February offers more than Valentine’s Day presents–here are some gifts I can vouch for:
Run to see “The Mother” by Florian Zeller at Atlantic. I’ve seen it in London and it’s terrific. The addition of Isabelle Huppert as the central enigmatic character can only heighten this stunning play.
Don’t miss the iconic “The Shadow of a Gunman” at Irish Rep, part of their Sean O’Casey season. This classic story will transport you back to the bad old days of 1921 Ireland.
Another welcome revival is “Boesman and Lena” at Signature, from their resident playwright, Athol Fugard. It’s directed by the magical theatremaker, Yael Farber (who directed the Best of Edinburgh Award winner, “Mies Julie”). I remember the simple, heartbreaking story vividly although I saw it during its 1992 production, reviewed here.
If you missed the 1913 production of “The Price of Thomas Scott” by Elizabeth Baker, you might have to hurry over to The Mint for their latest rediscovered masterpiece.

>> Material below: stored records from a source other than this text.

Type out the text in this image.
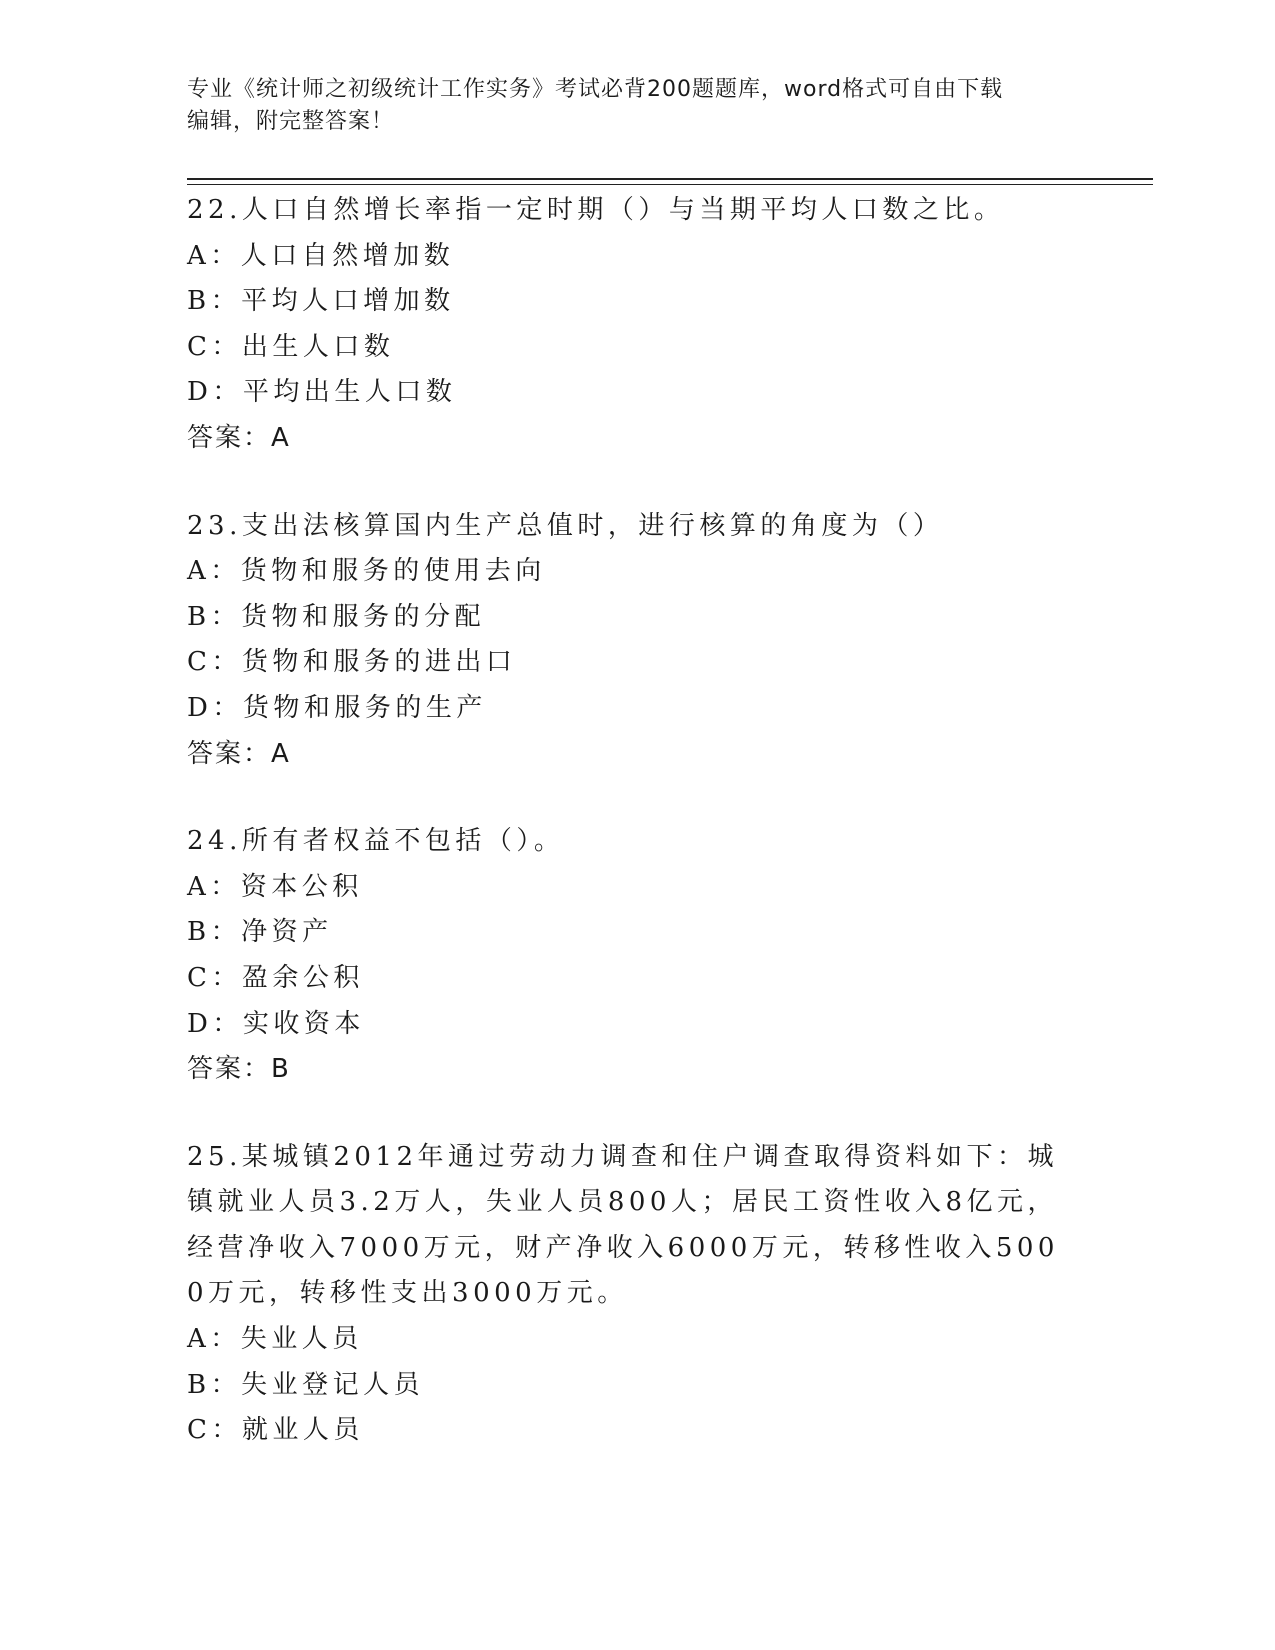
专业《统计师之初级统计工作实务》考试必背200题题库，word格式可自由下载
编辑，附完整答案！
22.人口自然增长率指一定时期（）与当期平均人口数之比。
A：人口自然增加数
B：平均人口增加数
C：出生人口数
D：平均出生人口数
答案：A
23.支出法核算国内生产总值时，进行核算的角度为（）
A：货物和服务的使用去向
B：货物和服务的分配
C：货物和服务的进出口
D：货物和服务的生产
答案：A
24.所有者权益不包括（）。
A：资本公积
B：净资产
C：盈余公积
D：实收资本
答案：B
25.某城镇2012年通过劳动力调查和住户调查取得资料如下：城镇就业人员3.2万人，失业人员800人；居民工资性收入8亿元，经营净收入7000万元，财产净收入6000万元，转移性收入5000万元，转移性支出3000万元。
A：失业人员
B：失业登记人员
C：就业人员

I never fail to marvel at the eternal relevance of Jonathan Bank’s long unseen finds and their gorgeous productions!
If your taste runs to new writing, as mine does, please go to LCT3 for “Marys Seacole” by Jackie Sibbles Drury. It stars the ever fabulous Quincy Tyler Bernstine as a Jamaican woman determined to expand her horizons.
Try to make a trip to Brooklyn’s Bushwick Starr for Ma Yi Theatre’s “Suicide Forest” by Christine Haruna Lee. It explores a strange and awkward relationship in 1990s male dominated Japan.
I’m curious about “City of No Illusions” at La Mama by Talking Band. I’m ashamed to say I didn’t know this 44 year old company, until I read Ben Brantley’s article in the New York Times. Maybe your curiosity will take you down to East 4th Street, too.
Hope to see you this month— please say hello if you see me in the theatre!